I am trying to remove all the zeros in front of a variable in bash. But I am not able to save it in the variable. Some help

the problem is here: if (( $line > $lastMin )) ; then if (( $line > $lastMin )) ; then

a Bash error run because value too large for the base (the error element is "0455233")

That's why I'm trying to save that value by removing all the zeros I find in front of me

Any solutions please?

lastMin=0455233
zeroMin=$(( $lastMin | sed 's/^0*//' ))

Answer 1

lastMin='0455233'
zeroMin=$((10#$lastMin))

Answer 2

Removing all leading 0 's;

lastMin='0000455233'
zeroMin=$(echo "$lastMin" | sed 's/^0*//')

echo "$zeroMin"   # output : 455233

Your problem is caused by using $(( instead of $( , and not echo 'ing the old var.

Answer 3

The arithmetic expansion $(( ... )) is for, well, arithmetics. The | is "binary OR" operation inside $(( ... )) .

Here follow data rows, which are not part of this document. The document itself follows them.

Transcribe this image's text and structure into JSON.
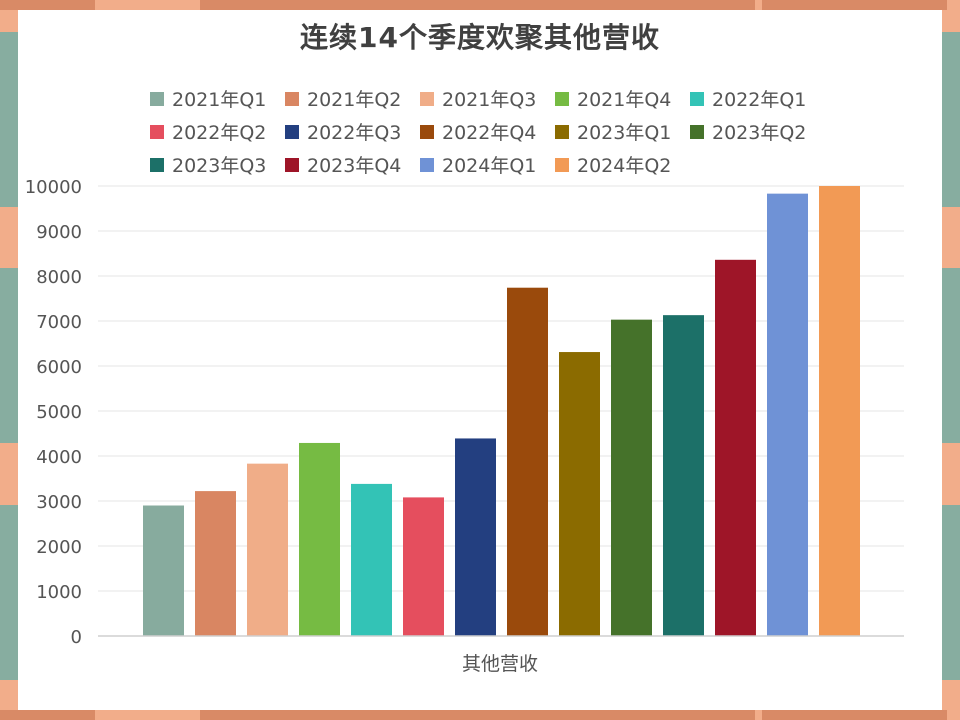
{
  "chart_data": {
    "type": "bar",
    "title": "连续14个季度欢聚其他营收",
    "categories": [
      "其他营收"
    ],
    "xlabel": "其他营收",
    "ylabel": "",
    "ylim": [
      0,
      10000
    ],
    "yticks": [
      0,
      1000,
      2000,
      3000,
      4000,
      5000,
      6000,
      7000,
      8000,
      9000,
      10000
    ],
    "grid": true,
    "legend_position": "top",
    "series": [
      {
        "name": "2021年Q1",
        "values": [
          2900
        ],
        "color": "#87ab9e"
      },
      {
        "name": "2021年Q2",
        "values": [
          3220
        ],
        "color": "#d98662"
      },
      {
        "name": "2021年Q3",
        "values": [
          3830
        ],
        "color": "#f0ad88"
      },
      {
        "name": "2021年Q4",
        "values": [
          4290
        ],
        "color": "#76bb43"
      },
      {
        "name": "2022年Q1",
        "values": [
          3380
        ],
        "color": "#33c3b6"
      },
      {
        "name": "2022年Q2",
        "values": [
          3080
        ],
        "color": "#e54e5e"
      },
      {
        "name": "2022年Q3",
        "values": [
          4390
        ],
        "color": "#233f80"
      },
      {
        "name": "2022年Q4",
        "values": [
          7740
        ],
        "color": "#9a4a0c"
      },
      {
        "name": "2023年Q1",
        "values": [
          6310
        ],
        "color": "#8b6b00"
      },
      {
        "name": "2023年Q2",
        "values": [
          7030
        ],
        "color": "#45722a"
      },
      {
        "name": "2023年Q3",
        "values": [
          7130
        ],
        "color": "#1c7068"
      },
      {
        "name": "2023年Q4",
        "values": [
          8360
        ],
        "color": "#9e1528"
      },
      {
        "name": "2024年Q1",
        "values": [
          9830
        ],
        "color": "#6f92d6"
      },
      {
        "name": "2024年Q2",
        "values": [
          10000
        ],
        "color": "#f29a55"
      }
    ]
  }
}
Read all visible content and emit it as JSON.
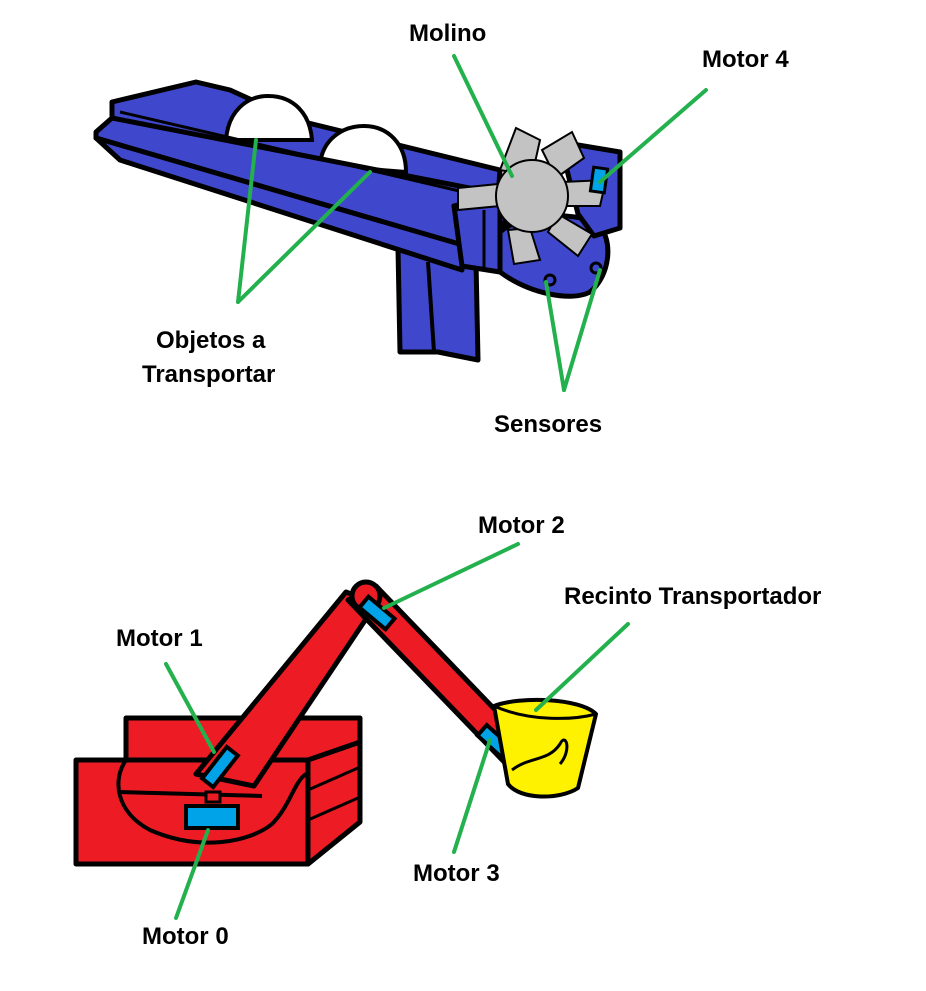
{
  "labels": {
    "molino": "Molino",
    "motor4": "Motor 4",
    "objetos_line1": "Objetos a",
    "objetos_line2": "Transportar",
    "sensores": "Sensores",
    "motor2": "Motor 2",
    "recinto": "Recinto Transportador",
    "motor1": "Motor 1",
    "motor3": "Motor 3",
    "motor0": "Motor 0"
  },
  "colors": {
    "conveyor": "#3f48cc",
    "mill": "#c3c3c3",
    "arm": "#ed1c24",
    "bucket": "#fff200",
    "motor": "#00a2e8",
    "leader": "#22b14c",
    "outline": "#000000",
    "text": "#000000"
  }
}
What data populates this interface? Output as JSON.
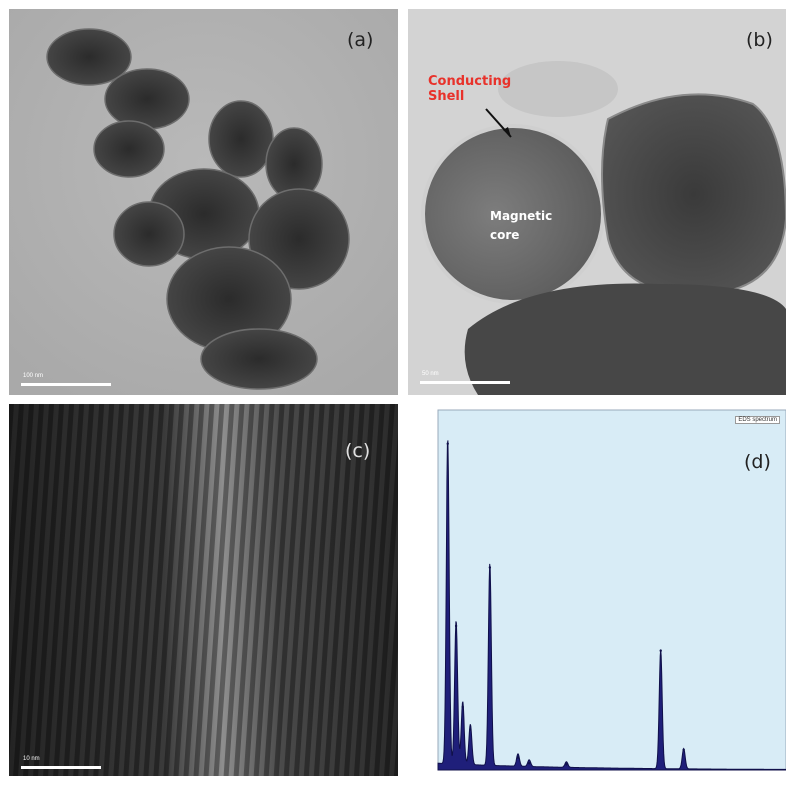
{
  "panels": {
    "a": {
      "label": "(a)",
      "scale_label": "100 nm"
    },
    "b": {
      "label": "(b)",
      "scale_label": "50 nm",
      "shell_label": "Conducting\nShell",
      "core_label": "Magnetic\ncore"
    },
    "c": {
      "label": "(c)",
      "scale_label": "10 nm"
    },
    "d": {
      "label": "(d)",
      "legend": "EDS spectrum"
    }
  },
  "colors": {
    "shell_label": "#e8322b",
    "spectrum_fill": "#1f1f7a",
    "spectrum_bg": "#d8ecf6"
  },
  "chart_data": {
    "type": "area",
    "x": [
      0.28,
      0.52,
      0.71,
      0.93,
      1.49,
      2.3,
      2.62,
      3.69,
      6.4,
      7.06
    ],
    "values": [
      1450,
      640,
      280,
      180,
      900,
      55,
      30,
      25,
      530,
      90
    ],
    "xlim": [
      0,
      10
    ],
    "ylim": [
      0,
      1600
    ],
    "grid": false,
    "legend": "top-right"
  }
}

You just want to pipe the variable value to stdout of another command, ex. sed .

On posix compatible shells you can use a simple pipe | with process substitution $() :

zeroMin=$(printf "%s\n" "$lastMin" | sed 's/^0*//')
# or a little tiny bit less portable version with echo
zeroMin=$(echo "$lastMin" | sed 's/^0*//')

On bash you can use use here strings <<< :

zeroMin=$(<<<$lastMin sed 's/^0*//')

Answer 4

You don't need to spawn a separate process for this, just use parameter expansions :

$ a=01234
$ b=00001234
$ c=1234
$
$ echo "${a#${a%%[1-9]*}}"
1234
$ echo "${b#${b%%[1-9]*}}"
1234
$ echo "${c#${c%%[1-9]*}}"
1234

${var%%[1-9]*} will remove longest suffix beginning with a digit between 1 and 9 from var ; so it will leave leading zeroes, and now that you have leading zeroes you can remove them from var using ${var#${var%%[1-9]*}} .